North Korea's recently launched new satellite (see a  previous post), Kwangmyŏngsŏng-4 (KMS-4: 2016-009A), is finally starting to make visible evening passes here at Leiden.

Yesterday evening, 28 Feb 2016 near 19:45 UT (20:45 local time), I shot the image above, one of two images showing the satellite passing near the Celestial pole. It is a short exposure of 2 seconds with the 2.8/180 mm Zeiss Sonnar lens on my Canon EOS 60D.

Below is the same image, but in black-and-white negative, showing the trail a bit better:

Kwangmyŏngsŏng-4 on 28 Feb 2016
(click image to enlarge)

The object is very faint (probably near mag +7). It needs a rather big lens (the Zeiss 2.8/180 mm has a lens diameter of 6.4 cm), which unfortunately also means a small FOV. Over the two images, a total imaging arc of ~6 seconds, it however appeared to be stable in brightness with no sign of a periodicity due to tumble. So either it is not tumbling, or if it is tumbling at all it must be a very slow tumble.

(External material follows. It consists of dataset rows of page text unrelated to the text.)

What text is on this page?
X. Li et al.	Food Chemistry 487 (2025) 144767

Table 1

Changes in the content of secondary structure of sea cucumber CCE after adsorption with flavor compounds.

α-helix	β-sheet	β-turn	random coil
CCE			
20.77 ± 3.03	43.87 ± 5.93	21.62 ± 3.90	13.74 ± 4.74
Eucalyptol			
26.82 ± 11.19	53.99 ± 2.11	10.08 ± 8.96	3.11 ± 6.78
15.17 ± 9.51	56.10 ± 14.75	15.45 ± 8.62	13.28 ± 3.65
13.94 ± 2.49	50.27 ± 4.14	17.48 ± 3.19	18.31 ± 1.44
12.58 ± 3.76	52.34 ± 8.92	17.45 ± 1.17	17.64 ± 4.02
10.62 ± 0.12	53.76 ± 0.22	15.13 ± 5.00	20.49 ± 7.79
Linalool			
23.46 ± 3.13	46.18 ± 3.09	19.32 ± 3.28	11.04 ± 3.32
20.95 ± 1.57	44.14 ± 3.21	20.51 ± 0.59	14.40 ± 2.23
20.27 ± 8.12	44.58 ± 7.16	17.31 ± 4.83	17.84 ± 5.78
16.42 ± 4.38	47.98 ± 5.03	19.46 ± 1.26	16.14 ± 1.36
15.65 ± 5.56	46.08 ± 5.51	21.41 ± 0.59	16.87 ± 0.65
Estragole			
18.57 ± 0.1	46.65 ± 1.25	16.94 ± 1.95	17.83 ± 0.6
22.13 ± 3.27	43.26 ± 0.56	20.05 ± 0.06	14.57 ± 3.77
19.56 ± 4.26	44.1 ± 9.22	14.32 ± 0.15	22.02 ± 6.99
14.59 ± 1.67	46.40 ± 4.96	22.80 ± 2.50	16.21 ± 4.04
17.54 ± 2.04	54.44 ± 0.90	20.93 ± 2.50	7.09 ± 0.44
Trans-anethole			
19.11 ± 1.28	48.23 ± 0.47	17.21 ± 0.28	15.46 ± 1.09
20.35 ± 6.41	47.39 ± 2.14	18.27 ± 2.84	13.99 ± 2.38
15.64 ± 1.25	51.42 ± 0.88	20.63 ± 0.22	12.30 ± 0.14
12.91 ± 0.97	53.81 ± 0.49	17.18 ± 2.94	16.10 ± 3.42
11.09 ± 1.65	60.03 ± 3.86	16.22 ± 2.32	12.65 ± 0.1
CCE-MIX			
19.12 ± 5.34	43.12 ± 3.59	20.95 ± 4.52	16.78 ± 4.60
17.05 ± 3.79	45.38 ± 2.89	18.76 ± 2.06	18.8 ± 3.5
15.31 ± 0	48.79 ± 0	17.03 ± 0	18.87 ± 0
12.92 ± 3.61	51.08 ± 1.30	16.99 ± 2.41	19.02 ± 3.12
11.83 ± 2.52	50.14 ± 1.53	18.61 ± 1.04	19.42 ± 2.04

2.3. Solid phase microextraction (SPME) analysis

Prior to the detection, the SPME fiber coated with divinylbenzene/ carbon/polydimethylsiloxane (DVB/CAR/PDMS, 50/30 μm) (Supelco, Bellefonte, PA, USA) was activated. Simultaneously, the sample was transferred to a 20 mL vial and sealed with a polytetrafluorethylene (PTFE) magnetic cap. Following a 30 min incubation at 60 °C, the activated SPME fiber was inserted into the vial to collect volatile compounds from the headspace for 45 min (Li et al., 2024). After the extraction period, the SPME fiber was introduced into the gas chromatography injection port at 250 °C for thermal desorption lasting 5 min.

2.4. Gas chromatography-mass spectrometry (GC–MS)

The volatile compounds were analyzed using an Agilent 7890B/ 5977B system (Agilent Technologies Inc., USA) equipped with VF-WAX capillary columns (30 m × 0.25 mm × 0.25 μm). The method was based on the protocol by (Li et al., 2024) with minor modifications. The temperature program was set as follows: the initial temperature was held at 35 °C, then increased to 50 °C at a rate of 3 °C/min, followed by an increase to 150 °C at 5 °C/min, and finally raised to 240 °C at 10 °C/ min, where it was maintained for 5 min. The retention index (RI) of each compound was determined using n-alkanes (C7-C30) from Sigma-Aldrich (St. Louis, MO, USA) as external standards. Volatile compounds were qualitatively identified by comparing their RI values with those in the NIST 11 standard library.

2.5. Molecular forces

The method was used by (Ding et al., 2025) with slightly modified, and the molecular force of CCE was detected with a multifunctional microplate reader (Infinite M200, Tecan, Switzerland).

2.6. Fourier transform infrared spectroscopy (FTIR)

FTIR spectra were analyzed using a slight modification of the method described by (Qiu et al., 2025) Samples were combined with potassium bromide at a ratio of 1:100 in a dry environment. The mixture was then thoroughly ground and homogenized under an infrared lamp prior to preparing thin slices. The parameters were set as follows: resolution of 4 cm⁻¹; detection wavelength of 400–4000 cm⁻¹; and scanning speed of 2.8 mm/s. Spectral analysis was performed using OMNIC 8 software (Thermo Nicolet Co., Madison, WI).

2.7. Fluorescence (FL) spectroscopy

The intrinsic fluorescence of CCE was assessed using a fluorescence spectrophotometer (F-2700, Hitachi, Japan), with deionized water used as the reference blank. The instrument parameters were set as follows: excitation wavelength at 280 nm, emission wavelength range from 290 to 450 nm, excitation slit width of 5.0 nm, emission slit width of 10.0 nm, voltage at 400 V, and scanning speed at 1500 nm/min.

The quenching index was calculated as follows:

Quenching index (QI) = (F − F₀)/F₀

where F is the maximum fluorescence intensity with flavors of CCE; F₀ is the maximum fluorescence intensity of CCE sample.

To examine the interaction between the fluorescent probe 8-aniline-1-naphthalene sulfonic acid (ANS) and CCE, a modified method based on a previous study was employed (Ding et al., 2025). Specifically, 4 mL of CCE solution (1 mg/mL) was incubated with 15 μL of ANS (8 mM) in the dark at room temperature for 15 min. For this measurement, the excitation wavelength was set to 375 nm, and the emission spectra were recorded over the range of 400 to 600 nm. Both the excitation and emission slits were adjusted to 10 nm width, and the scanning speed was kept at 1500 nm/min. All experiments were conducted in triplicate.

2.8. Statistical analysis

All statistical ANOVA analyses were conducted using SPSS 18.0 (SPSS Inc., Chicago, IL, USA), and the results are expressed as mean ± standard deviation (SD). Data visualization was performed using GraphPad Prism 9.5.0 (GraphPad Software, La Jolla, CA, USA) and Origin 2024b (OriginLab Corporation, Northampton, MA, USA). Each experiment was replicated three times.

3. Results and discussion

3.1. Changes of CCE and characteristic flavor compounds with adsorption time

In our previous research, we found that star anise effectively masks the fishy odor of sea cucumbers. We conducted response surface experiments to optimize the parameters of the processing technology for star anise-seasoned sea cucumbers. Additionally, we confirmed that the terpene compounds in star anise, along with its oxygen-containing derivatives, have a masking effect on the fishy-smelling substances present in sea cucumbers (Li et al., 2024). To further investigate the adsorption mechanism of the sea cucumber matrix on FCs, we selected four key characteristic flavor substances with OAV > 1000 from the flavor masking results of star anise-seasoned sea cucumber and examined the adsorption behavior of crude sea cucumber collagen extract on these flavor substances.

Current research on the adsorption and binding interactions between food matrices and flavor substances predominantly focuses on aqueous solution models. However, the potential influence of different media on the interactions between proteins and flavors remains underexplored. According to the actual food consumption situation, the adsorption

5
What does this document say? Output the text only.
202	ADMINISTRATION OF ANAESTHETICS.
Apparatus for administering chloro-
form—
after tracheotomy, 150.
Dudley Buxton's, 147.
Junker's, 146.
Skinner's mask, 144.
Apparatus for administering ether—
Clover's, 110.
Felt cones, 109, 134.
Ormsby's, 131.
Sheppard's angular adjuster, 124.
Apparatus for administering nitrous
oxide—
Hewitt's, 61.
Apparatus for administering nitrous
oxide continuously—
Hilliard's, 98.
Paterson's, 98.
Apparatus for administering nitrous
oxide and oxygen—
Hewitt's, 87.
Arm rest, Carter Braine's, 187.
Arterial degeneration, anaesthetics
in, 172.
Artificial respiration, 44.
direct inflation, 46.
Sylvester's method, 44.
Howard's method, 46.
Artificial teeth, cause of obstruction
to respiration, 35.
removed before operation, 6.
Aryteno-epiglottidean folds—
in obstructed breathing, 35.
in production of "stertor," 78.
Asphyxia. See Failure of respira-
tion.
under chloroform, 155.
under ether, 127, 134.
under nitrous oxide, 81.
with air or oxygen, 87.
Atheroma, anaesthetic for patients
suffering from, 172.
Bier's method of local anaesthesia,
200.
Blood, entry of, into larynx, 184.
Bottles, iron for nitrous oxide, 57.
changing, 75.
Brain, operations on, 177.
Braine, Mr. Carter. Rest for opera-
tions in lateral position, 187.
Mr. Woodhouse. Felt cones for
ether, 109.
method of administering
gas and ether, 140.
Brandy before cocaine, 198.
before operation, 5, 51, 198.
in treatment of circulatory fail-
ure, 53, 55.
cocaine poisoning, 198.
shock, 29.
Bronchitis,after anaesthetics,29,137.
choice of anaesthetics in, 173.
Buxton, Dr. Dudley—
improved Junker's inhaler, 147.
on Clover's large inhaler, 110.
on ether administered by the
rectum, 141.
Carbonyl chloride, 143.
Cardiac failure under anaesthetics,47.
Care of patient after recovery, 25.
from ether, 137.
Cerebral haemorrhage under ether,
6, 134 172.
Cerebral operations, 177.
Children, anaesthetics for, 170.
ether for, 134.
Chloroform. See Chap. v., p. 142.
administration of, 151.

Some 16 minutes earlier, near 19:28 UT, I also imaged the upper stage of the Kwangmyŏngsŏng/UNHA-3 rocket (2016-009B) that was used to launch the satellite. This object is brighter and shows a nice tumble resulting in periodic flashes. Below are crops from three images spanning 19:28:32 - 19:28:44 UT. The brightness variation is well visible (the bright star it passes in the first image is beta Umi):

brightness variation of UNHA-3 r/b 2016-009B on 28 Feb 2016
(click image to enlarge)

A fit to the measured brightness variation over these three images shows several specular peaks at regular intervals, with a slightly asymetric profile:

click diagram to enlarge

The fit shown in red is the result of two combined sinusoids: a major period of 2.39 seconds with a minor period of 1.195 seconds superimposed (resulting in the slight asymmetry). Pixel brightness over the trails was measured with IRIS. The data were fitted using PAST.


UPDATE 1 March 2016:

I imaged both the UNHA-3 r/b and Kwangmyŏngsŏng-4 again in the evening of 29 Feb 2016. The sky conditions wer less good, and the pass was much lower in the sky. I used the 1.4/85 mm SamYang lens this time, to get a larger FOV in order to try to capture a larger arc.

KMS-4 was captured on four images (2 second exposures) between 19:19:17 - 19:19:34 UT. It was barely visible on the images, but again the brightness appeared to be stable over this 17 second time span.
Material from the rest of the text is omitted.